COVID-19 has changed the way health care is delivered, and many of the improvements that have been seen will have a long-term influence on the industry and our national provider network. The COVID-19 pandemic has given significant examples concerning the design and conveyance of medical services all over the planet, and quite possibly the main point has been the need to move to value-based models of care. The urgency for this change was obvious from the pandemic's earliest days, as sanctuary set up orders made patient visits physical offices fall. That decline managed a monetary catastrophe for some charge for-administration medical services suppliers, who are paid per patient visit, therapy, or test performed - no matter what the patient's wellbeing result.
On the other hand, prepaid, value-based health care systems have shown they are better suited to adapt to an ever-changing health care landscape. Due to their integration and focus on seamless coordination of care, as well as their accountability for both quality of care and cost, these systems can leverage technology differently to adapt to major disruptions and different market conditions. The patient's best interests are the top priority. The right level of care delivered in the right setting at the right time generates value.
By focusing on preventing chronic disease and helping patients recover from illnesses and injuries more quickly, value-based care can reduce overall costs. Providers may need to spend more time implementing new, prevention-based services and technologies, but less on managing chronic diseases. As a result of value-based health care organizations' preventive approach, society benefits by spending less on chronic diseases, costly hospitalizations, and medical emergencies.
Adding value to society is a benefit of value-based organizations. The goal of building trust with patients is cultural competency, which involves tailoring services to the individual's cultural and linguistic preferences. During the pandemic, it was especially important to build trust with underserved communities, since mistrust of health care systems was prevalent.
During the early days of the pandemic, 80% of care was delivered via telemedicine thanks to long-term investments in telehealth and remote patient monitoring technologies. A reduction in regulations helped the broader health care system cope with COVID-19 patient surges, which led to increased telehealth services, hospitals shifting care into the home with telemedicine, and health care organizations providing culturally sensitive care.
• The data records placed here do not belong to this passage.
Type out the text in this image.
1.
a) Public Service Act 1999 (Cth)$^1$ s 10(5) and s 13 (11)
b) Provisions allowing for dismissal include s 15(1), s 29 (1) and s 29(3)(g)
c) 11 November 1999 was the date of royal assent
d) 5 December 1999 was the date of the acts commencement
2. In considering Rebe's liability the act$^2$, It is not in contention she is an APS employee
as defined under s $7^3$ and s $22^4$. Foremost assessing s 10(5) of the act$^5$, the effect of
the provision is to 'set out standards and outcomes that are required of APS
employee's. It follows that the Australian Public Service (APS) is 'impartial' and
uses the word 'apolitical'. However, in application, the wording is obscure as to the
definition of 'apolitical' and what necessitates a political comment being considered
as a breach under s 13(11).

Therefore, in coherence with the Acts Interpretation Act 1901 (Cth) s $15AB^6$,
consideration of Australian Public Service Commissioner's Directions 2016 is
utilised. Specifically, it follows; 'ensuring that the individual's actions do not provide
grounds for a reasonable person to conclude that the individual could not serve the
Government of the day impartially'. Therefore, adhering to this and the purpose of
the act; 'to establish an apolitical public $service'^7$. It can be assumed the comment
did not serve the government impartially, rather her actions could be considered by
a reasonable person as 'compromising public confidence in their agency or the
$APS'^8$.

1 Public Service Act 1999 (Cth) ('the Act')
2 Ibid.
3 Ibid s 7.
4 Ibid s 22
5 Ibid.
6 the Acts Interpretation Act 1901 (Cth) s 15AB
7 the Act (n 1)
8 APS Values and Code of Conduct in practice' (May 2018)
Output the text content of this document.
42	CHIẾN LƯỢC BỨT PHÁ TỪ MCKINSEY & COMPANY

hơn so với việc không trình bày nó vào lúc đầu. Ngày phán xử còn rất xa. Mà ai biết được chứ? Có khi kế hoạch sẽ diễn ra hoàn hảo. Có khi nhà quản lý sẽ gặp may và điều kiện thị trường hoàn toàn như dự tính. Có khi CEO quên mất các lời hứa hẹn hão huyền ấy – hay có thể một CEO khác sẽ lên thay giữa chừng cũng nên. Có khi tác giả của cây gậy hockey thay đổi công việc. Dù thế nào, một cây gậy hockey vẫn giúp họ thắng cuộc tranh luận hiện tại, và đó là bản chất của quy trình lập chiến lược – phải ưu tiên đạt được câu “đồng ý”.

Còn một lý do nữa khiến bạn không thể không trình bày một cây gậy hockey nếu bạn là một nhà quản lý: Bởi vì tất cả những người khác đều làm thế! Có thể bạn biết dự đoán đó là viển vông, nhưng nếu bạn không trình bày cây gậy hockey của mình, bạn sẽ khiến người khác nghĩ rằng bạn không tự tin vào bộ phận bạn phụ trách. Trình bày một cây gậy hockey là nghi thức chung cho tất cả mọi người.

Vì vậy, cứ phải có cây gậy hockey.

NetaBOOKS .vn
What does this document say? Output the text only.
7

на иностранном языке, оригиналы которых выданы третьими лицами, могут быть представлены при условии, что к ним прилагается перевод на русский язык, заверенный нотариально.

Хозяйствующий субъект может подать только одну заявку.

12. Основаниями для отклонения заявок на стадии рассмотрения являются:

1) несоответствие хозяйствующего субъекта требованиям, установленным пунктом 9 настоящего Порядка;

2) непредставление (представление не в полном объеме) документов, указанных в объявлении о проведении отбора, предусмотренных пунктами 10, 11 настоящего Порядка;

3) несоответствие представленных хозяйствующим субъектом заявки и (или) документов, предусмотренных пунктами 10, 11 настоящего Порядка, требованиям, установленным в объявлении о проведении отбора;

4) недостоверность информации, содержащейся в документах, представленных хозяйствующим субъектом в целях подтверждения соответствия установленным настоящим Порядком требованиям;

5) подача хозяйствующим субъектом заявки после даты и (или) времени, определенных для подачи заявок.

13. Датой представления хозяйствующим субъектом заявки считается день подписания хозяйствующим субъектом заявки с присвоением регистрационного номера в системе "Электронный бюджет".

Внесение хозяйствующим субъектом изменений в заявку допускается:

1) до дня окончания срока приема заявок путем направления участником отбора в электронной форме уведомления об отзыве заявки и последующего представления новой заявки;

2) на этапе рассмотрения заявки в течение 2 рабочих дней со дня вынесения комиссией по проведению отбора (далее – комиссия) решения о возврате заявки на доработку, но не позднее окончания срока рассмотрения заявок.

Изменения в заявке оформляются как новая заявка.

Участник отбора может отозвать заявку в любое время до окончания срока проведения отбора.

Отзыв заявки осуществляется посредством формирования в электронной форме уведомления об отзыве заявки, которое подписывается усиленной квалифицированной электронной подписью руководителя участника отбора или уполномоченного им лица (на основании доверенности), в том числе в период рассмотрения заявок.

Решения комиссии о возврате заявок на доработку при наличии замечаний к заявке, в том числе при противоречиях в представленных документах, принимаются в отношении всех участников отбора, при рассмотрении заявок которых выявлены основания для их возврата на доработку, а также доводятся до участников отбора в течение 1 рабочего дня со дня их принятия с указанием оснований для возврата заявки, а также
With telehealth video and phone visits, health care organizations will be able to gain more visibility into social factors that affect patient health outcomes, such as medication adherence, diet, and food security. During the COVID-19 pandemic, it became especially evident how important it is to address social determinants of health. Likewise, while value-based health care organizations have offered patients assistance in languages other than English for years, the high death toll in underserved populations underscored the need for even more effective, culturally appropriate communication.
Pandemics demonstrate the value of value-based models, which are accountable for patient outcomes, and which continue making necessary, long-term investments to improve care delivery, reduce disparities, and focus on population health. The time is now for a greater range of health care organizations to mobilize by aligning incentives to build a system of care that is responsive, coordinated, equitable, and sustainable.